Doug Noland is one person whose insightful analysis of credit markets over the still young 21st century has proven incredibly reliable in providing confirmation to this Elliott Wave analyst's stock market outlook time and time again. His command over the inner-workings of Structured Finance and the securities-based credit system is pure gold.

Mr. Noland writes a weekly column called the Credit Bubble Bulletin. It is a "must read" for me.

This week's column titled, "Inflationism: The Bane of Capitalism," attacks the [faulty] analytical mindset of the folks who run PIMCO and separates Noland as a courageous critic of policy whose outcome continues taking the world further down the road to financial ruin.

(I have the sneaking suspicion that, were Doug Noland to read the animated introduction at the PIMCO website, he would wonder whether the firm's lawyers approve. Claiming power to both manage risk and deliver returns in a day and age when the financial models of Nobel Laureates — particularly those at LTCM — have been shown abysmal failures could prove an unwelcome legal liability sometime in the not-too-distant future.)
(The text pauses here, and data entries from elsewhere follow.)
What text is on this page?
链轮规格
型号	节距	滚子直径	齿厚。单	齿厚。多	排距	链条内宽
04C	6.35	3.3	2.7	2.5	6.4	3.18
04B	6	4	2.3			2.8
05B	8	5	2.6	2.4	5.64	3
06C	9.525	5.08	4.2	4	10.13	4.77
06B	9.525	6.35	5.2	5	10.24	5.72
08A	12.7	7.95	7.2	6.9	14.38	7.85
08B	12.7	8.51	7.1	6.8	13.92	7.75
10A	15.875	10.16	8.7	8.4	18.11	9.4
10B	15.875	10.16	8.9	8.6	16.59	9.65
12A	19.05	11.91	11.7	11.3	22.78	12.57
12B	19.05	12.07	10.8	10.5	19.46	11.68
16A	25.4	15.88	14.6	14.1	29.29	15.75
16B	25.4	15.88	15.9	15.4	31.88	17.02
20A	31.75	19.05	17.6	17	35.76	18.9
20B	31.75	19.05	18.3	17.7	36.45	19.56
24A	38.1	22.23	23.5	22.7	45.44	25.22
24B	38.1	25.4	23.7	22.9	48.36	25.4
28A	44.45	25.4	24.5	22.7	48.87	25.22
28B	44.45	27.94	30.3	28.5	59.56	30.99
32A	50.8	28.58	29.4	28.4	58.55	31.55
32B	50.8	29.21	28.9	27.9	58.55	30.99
In calling to question policy prescriptions put forward by PIMCO's Bill Gross and Paul McCully Doug Noland lays out truth about the strong current against which PIMCO is swimming in its desperate attempt to sustain its mission statement's viability.
The financial sector is a black hole right now. With myriad assets Bubbles having burst, there is an enormous amount of debt today insufficiently backed by asset values. At the same time, there is a tremendous amount of debt backed by households, businesses, municipalities and our federal government. In terminology I have used in the past, the Credit Bubble has left both the Financial Sphere and the Economic Sphere grossly inflated. Total system debt has been severely impaired.
In other words there just is not enough real wealth being generated by the physical economy to sustain current debt structures. This is not rocket science, folks. Rather, it is the plain reality driving the Inflate or Die mentality of those whose portfolios are experiencing headwinds like never before.